My dealer assembled my trek Madone sl6 gen 7 on the floor and ended up chipping some paint from the fork. Now pleads guilty as charged and offers touch up paint for free with a sorry. Should I accept this deal or push it further to Trek via them.

Yes it’s small, tiny.
Yes I’ll never see the bottom of the fork again.
Yes it can be fixed with a simple drop of matte black nail paint.
But knowing that they almost deliberate caused it is making me angry.

by YatharthIMA

10 Comments

  1. Hell no don’t take touch up and sorry. That was neglect on their part. They need to make it right.

    This ain’t some cheap Walmart bike, you’re paying a lot of $$ for a new condition bike. Not a floor/scratch and dent/ demo model.

  2. Come on people, don’t make the world a worse place by demanding a brand new bike because an invisible chip. It will only make bikes more expensive overall as Trek and your LBS will have to absorb the cost somehow and that means that next year every bike will be that much more expensive, either overall, or just at your LBS when they raise the price of every build and service because they know their customers will flip out at the smallest thing.

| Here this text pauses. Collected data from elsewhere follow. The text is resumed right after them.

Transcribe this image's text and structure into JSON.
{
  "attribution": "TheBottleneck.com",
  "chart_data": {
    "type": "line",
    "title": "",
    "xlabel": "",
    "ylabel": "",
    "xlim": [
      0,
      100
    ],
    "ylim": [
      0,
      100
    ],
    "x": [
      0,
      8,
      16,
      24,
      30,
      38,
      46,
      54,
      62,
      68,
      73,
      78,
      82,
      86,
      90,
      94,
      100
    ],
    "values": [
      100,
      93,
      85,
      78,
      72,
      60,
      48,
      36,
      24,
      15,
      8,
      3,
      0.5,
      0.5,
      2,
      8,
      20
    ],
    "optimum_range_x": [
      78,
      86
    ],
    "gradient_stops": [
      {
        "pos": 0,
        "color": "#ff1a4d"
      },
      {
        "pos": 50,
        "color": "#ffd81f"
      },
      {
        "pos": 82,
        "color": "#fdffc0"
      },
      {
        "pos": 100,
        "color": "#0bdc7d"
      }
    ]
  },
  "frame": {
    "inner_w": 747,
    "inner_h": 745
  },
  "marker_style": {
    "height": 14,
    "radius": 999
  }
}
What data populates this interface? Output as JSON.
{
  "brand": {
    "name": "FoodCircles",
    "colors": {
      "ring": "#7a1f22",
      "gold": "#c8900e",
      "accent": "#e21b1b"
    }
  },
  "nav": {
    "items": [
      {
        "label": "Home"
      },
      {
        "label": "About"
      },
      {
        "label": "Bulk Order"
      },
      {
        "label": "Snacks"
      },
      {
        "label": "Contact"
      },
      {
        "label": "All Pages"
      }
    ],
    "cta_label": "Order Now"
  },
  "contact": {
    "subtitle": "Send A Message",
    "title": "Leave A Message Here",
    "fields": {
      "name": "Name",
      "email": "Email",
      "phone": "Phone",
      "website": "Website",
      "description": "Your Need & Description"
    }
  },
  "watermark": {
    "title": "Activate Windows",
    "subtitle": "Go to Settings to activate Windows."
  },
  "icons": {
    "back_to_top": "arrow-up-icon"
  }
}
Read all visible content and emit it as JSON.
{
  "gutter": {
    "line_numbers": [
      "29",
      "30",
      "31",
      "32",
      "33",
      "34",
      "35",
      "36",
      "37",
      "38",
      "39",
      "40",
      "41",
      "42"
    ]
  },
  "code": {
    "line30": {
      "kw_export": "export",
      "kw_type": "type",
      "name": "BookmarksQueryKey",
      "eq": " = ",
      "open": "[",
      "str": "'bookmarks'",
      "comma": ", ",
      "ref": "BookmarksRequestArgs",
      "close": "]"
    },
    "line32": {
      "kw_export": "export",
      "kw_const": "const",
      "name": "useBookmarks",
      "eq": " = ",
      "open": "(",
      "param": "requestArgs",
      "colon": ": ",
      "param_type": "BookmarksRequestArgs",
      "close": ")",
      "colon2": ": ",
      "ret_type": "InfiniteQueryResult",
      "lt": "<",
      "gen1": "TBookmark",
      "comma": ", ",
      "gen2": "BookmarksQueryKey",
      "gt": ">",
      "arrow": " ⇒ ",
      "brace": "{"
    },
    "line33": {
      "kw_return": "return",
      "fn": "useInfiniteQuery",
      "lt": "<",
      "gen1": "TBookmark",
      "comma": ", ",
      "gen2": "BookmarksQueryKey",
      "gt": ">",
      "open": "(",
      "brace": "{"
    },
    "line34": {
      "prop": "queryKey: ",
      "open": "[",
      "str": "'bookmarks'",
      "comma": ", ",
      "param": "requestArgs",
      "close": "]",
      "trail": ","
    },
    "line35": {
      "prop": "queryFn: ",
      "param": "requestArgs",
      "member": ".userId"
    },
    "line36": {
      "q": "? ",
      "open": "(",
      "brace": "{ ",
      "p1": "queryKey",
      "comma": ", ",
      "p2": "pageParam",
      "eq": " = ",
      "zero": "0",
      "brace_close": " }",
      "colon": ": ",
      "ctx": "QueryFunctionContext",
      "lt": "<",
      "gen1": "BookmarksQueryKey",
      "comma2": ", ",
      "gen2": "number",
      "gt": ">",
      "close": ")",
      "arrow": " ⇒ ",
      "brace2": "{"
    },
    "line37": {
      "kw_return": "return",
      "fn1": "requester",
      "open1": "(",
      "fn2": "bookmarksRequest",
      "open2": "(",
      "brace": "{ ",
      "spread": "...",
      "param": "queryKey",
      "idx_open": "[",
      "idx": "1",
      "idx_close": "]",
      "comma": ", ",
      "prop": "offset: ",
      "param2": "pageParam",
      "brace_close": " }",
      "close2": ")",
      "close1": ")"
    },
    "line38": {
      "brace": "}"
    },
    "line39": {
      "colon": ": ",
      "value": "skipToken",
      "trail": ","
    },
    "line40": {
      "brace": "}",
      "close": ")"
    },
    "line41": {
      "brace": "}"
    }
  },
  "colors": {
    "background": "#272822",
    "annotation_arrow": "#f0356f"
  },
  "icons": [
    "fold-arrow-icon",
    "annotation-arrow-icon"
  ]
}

    How about accepting the touchup, asking them for a free service or two down the line on your nice new bike. They will likely be happy to do so.

    Or you can be “that customer” whose bike magically takes longer in the shop than everyone else’s and parts that you need somehow take longer to ship than normal.

  3. Chameleon_Sinensis on

    Make them make it right. They need to be more careful. Who wants to buy a bike that costs that much from a store with careless and reckless mechanics?

  4. Touch up paint and enjoy your bike. They didn’t deliberately chip the paint.

    Honestly, what are you going to do the first time a little chunk of something flies up from the road and chips the paint?

  5. carsnbikesnplanes on

    Lmfao apparently the trek owner meme is real. Dude it’s a tiny mark on the BOTTOM of the forks, you will literally never see it. Your bike is going to get more damaged in the first week from riding it. Everyone else in this thread saying to demand a new bike is completely delusional

  6. ThePerfectAwesome on

    I would let it go. You are likely to get stone chips larger than that within a few hundred miles. Assuming this is your local dealer you probably want a good relationship with them when you bring it in for service – apart from it being a more pleasant experience overall it may ultimately save you money over time.

    Maybe you could even ask for them to throw in
    some service for a future visit.

  7. I’d ask for a free component around $100. They should know better and didn’t. Had my bike almost 2 years, 10k miles and still no chip. Starting with 1 day 1, I want a free helmet or something.